A Thorney road to freedom.
More than 100 Vietnamese refugees’ long journey to freedom by boat and air ended with a bus journey to Britain’s southern countryside.
Thorney Island, near Emsworth, was filled with chatter from the new arrivals whose first priority was a meal of pork, rice and eggs washed down with many cups of jasmine tea.
On the steps of the former RAF base stood some other Vietnamese refugees, who arrived a few days before. Faces young and old were bewildered after their 7,000-mile journey.
These families couldn’t return home – but they could find happiness in their new lives.

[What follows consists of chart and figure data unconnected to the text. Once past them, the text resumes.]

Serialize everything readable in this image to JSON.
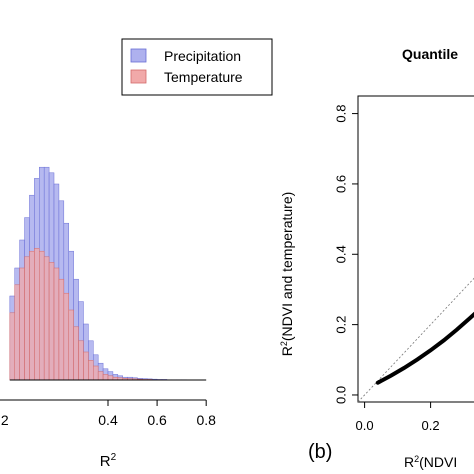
{
  "chart_data": [
    {
      "type": "bar",
      "subtype": "overlapping-histogram",
      "title": "",
      "xlabel_base": "R",
      "xlabel_sup": "2",
      "ylabel": "",
      "xlim": [
        -0.04,
        0.95
      ],
      "ylim": [
        0,
        1
      ],
      "x_ticks": [
        "0.4",
        "0.6",
        "0.8"
      ],
      "x_tick_values": [
        0.4,
        0.6,
        0.8
      ],
      "x_tick_partial": ".2",
      "bin_width": 0.02,
      "bins_start": 0.0,
      "legend": {
        "position": "top-right",
        "entries": [
          {
            "label": "Precipitation",
            "color": "#aeb1ee",
            "border": "#6a6fd6"
          },
          {
            "label": "Temperature",
            "color": "#f1a9a9",
            "border": "#d46a6a"
          }
        ]
      },
      "series": [
        {
          "name": "Precipitation",
          "color": "#aeb1ee",
          "values": [
            0.3,
            0.4,
            0.5,
            0.58,
            0.66,
            0.72,
            0.76,
            0.76,
            0.74,
            0.7,
            0.64,
            0.56,
            0.46,
            0.36,
            0.28,
            0.2,
            0.14,
            0.09,
            0.06,
            0.04,
            0.03,
            0.02,
            0.015,
            0.01,
            0.01,
            0.008,
            0.006,
            0.005,
            0.004,
            0.003,
            0.002,
            0.002,
            0.001,
            0.001,
            0.001,
            0.001,
            0.0,
            0.0,
            0.0,
            0.0
          ]
        },
        {
          "name": "Temperature",
          "color": "#f1a9a9",
          "values": [
            0.24,
            0.34,
            0.4,
            0.44,
            0.46,
            0.47,
            0.46,
            0.44,
            0.42,
            0.4,
            0.36,
            0.31,
            0.25,
            0.19,
            0.14,
            0.1,
            0.07,
            0.05,
            0.03,
            0.02,
            0.015,
            0.01,
            0.008,
            0.006,
            0.005,
            0.004,
            0.003,
            0.002,
            0.002,
            0.001,
            0.001,
            0.001,
            0.0,
            0.0,
            0.0,
            0.0,
            0.0,
            0.0,
            0.0,
            0.0
          ]
        }
      ]
    },
    {
      "type": "line",
      "subtype": "quantile-quantile",
      "title": "Quantile",
      "panel_label": "(b)",
      "xlabel_base": "R",
      "xlabel_sup": "2",
      "xlabel_rest": "(NDVI",
      "ylabel_base": "R",
      "ylabel_sup": "2",
      "ylabel_rest": "(NDVI and temperature)",
      "xlim": [
        -0.02,
        0.38
      ],
      "ylim": [
        -0.02,
        0.85
      ],
      "x_ticks": [
        "0.0",
        "0.2"
      ],
      "x_tick_values": [
        0.0,
        0.2
      ],
      "y_ticks": [
        "0.0",
        "0.2",
        "0.4",
        "0.6",
        "0.8"
      ],
      "y_tick_values": [
        0.0,
        0.2,
        0.4,
        0.6,
        0.8
      ],
      "reference_line": "dotted 1:1",
      "series": [
        {
          "name": "",
          "x": [
            0.04,
            0.08,
            0.12,
            0.16,
            0.2,
            0.24,
            0.28,
            0.32,
            0.36,
            0.4
          ],
          "y": [
            0.035,
            0.055,
            0.077,
            0.101,
            0.127,
            0.155,
            0.186,
            0.219,
            0.253,
            0.29
          ]
        }
      ]
    }
  ]
}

Tears from the youngest were a mixture of confusion and jet-lag after the flight from Hong Kong, and coach ride to Thorney Island, near Emsworth.
But others, faces wizened with age and hardship, wept for Vietnam – their homeland whose new Communist masters had filled them with terror.
The officers’ mess of the former RAF base at Thorney had never seen such sights before. Babies, big-eyed as their mothers spooned a meal of rice, were far from the usual Naafi customers.
But the gentle welcome, led by Major Basil Arrowsmith, was made even more reassuring by the English-speaking young people from the Sopley camp in the New Forest, who were also rescued from Vietnam.
Major Arrowsmith said: ‘They are wonderful people. Very family-conscious.
‘They would never leave an old person behind. They too came in the boats. We can all learn from each other.’
Thorney saw 107 refugees arrive that day, with 450 planned for the week ahead.